Nasdaq-Listed Blockchain Firms Face Legal Troubles

Adding “Blockchain” to the name of their firms have demonstrated to be very advantageous to the top management of publicly listed companies over the past year. Nevertheless, this tactic also enticed negative attention from regulators, and now two Nasdaq firms are facing additional troubles.

Riot Blockchain, Inc. (NASDAQ:RIOT) has been hit with a class action lawsuit in the Southern District of Florida. The complaint charges the company, its officers and one of its major shareholders with violations of the US Securities Exchange Act of 1934. Before October 2017, Riot was a biotechnology company known as Bioptix, Inc. that specialized in the development of veterinary diagnostic tools. On October 4, Bioptix announced it was changing its name to Riot Blockchain and shifting its business focus to investing in blockchain technologies. It is accused that as a result of defendants’ false statements and omissions, the prices of Riot’s securities were artificially inflated.

The complaint alleges that defendants made false and deceptive statements or failed to disclose adverse material information regarding Riot’s business and operations.

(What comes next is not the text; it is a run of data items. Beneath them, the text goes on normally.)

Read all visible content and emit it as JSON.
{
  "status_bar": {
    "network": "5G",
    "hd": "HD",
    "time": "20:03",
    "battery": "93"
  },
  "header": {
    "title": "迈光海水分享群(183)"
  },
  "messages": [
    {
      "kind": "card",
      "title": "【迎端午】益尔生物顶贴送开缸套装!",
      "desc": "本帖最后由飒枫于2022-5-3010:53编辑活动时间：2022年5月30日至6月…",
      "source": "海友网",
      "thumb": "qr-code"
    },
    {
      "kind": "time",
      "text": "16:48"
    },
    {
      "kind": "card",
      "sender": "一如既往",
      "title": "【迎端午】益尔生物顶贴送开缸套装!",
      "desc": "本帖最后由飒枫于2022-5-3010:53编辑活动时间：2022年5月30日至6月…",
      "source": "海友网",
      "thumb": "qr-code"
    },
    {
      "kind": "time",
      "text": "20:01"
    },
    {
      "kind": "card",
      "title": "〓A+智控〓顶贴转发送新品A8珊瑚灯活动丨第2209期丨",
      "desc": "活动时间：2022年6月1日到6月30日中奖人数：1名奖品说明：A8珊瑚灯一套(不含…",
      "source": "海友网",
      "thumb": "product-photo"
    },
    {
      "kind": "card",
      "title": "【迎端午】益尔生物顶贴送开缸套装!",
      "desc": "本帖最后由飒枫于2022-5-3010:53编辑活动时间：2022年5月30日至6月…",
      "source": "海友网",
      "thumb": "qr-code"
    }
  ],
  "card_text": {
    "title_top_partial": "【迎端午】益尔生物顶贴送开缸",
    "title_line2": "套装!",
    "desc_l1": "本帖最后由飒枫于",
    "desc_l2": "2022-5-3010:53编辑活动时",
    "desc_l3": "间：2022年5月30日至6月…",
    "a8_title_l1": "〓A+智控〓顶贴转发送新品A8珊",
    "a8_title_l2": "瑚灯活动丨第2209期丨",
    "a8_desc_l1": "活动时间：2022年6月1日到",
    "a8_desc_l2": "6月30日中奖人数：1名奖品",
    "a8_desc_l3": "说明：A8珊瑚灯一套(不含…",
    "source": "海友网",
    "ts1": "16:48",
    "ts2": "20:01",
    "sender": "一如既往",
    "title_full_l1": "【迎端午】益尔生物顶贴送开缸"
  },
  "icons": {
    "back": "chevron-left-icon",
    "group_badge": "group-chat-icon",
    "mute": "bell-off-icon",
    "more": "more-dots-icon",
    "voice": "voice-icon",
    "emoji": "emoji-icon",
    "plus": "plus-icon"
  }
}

Specially, the complaint alleges defendants failed to disclose that it had changed its name to Riot Blockchain in order to generate investor passion and tie the company to the recent rise in the price of cryptocurrencies, despite its lack of a significant blockchain business in order to further an insider scheme that would allow Riot’s controlling shareholder Barry Honig and his associates to sell their Riot securities at artificially exaggerated prices. In addition, according to the complaint, Honig and other investors were effectively controlling Riot and its operations and exerting undisclosed influence over the company and its CEO.

(NASDAQ:LBCC) has received a notice from Nasdaq stating that it had determined to delist the company’s securities. SEC documents also show that Nasdaq was canceling its prior notification to Long Blockchain. Prior to June 2017 the company was called Long Island Iced Tea, and gained unsavory reputation when its stock price increased by 432% in a single day after rebranding.

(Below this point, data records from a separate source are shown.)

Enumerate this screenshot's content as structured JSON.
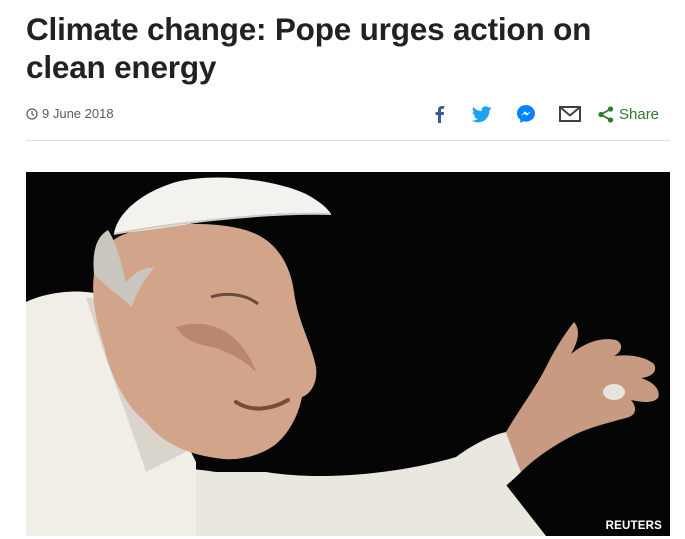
{
  "article": {
    "headline": "Climate change: Pope urges action on clean energy",
    "date": "9 June 2018"
  },
  "share": {
    "label": "Share",
    "facebook_icon": "facebook-icon",
    "twitter_icon": "twitter-icon",
    "messenger_icon": "messenger-icon",
    "email_icon": "email-icon",
    "share_icon": "share-icon",
    "colors": {
      "facebook": "#3b5998",
      "twitter": "#1da1f2",
      "messenger": "#0084ff",
      "email": "#404040",
      "share": "#2c7a2c"
    }
  },
  "image": {
    "credit": "REUTERS"
  }
}
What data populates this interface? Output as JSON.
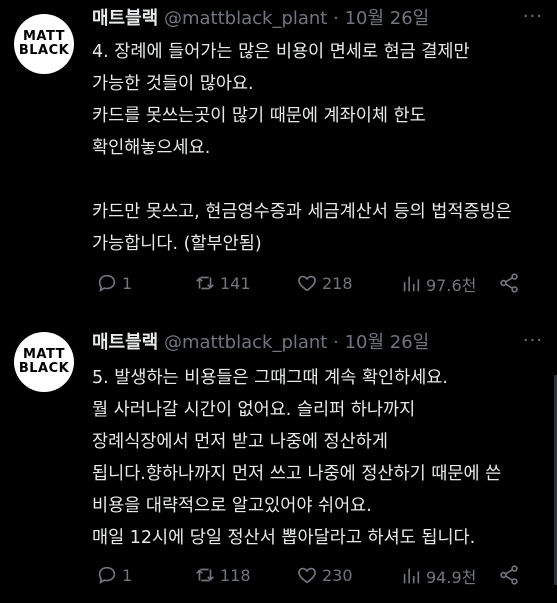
{
  "tweets": [
    {
      "avatar": {
        "line1": "MATT",
        "line2": "BLACK"
      },
      "name": "매트블랙",
      "handle": "@mattblack_plant",
      "dot": "·",
      "date": "10월 26일",
      "more": "···",
      "lines": [
        "4. 장례에 들어가는 많은 비용이 면세로 현금 결제만",
        "가능한 것들이 많아요.",
        "카드를 못쓰는곳이 많기 때문에 계좌이체 한도",
        "확인해놓으세요.",
        "",
        "카드만 못쓰고, 현금영수증과 세금계산서 등의 법적증빙은",
        "가능합니다. (할부안됨)"
      ],
      "replies": "1",
      "retweets": "141",
      "likes": "218",
      "views": "97.6천"
    },
    {
      "avatar": {
        "line1": "MATT",
        "line2": "BLACK"
      },
      "name": "매트블랙",
      "handle": "@mattblack_plant",
      "dot": "·",
      "date": "10월 26일",
      "more": "···",
      "lines": [
        "5. 발생하는 비용들은 그때그때 계속 확인하세요.",
        "뭘 사러나갈 시간이 없어요. 슬리퍼 하나까지",
        "장례식장에서 먼저 받고 나중에 정산하게",
        "됩니다.향하나까지 먼저 쓰고 나중에 정산하기 때문에 쓴",
        "비용을 대략적으로 알고있어야 쉬어요.",
        "매일 12시에 당일 정산서 뽑아달라고 하셔도 됩니다."
      ],
      "replies": "1",
      "retweets": "118",
      "likes": "230",
      "views": "94.9천"
    }
  ]
}
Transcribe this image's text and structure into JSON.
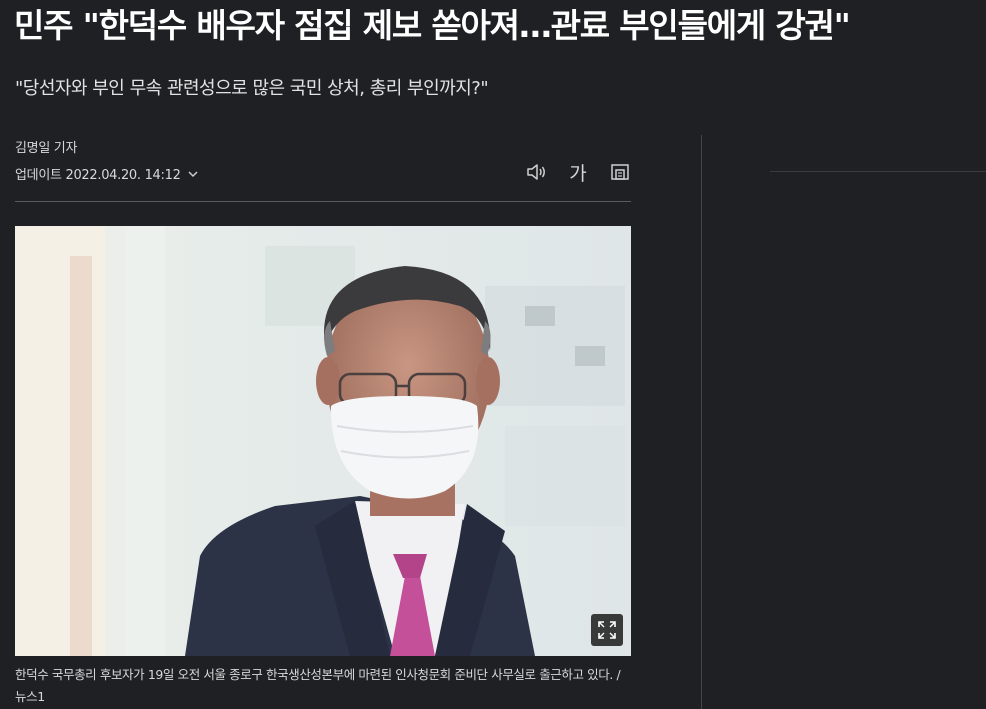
{
  "article": {
    "headline": "민주 \"한덕수 배우자 점집 제보 쏟아져…관료 부인들에게 강권\"",
    "subtitle": "\"당선자와 부인 무속 관련성으로 많은 국민 상처, 총리 부인까지?\"",
    "byline": "김명일 기자",
    "updated": "업데이트 2022.04.20. 14:12",
    "caption": "한덕수 국무총리 후보자가 19일 오전 서울 종로구 한국생산성본부에 마련된 인사청문회 준비단 사무실로 출근하고 있다. /뉴스1"
  },
  "toolbar": {
    "font_label": "가"
  },
  "icons": [
    "chevron-down-icon",
    "speaker-icon",
    "font-size-icon",
    "print-icon",
    "expand-icon"
  ],
  "colors": {
    "background": "#1f2023",
    "text": "#ffffff"
  }
}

The company has the right to appeal Nasdaq’s determination but even if its appeal is approved, Long Blockchain will still need to regain compliance by April 9, 2018. In order to do this, the market value of the company’s listed securities must remain at $35 million or more for a minimum of ten consecutive business days. If Long Blockchain does not regain compliance by such date, the company’s securities would again be subject to potential delisting.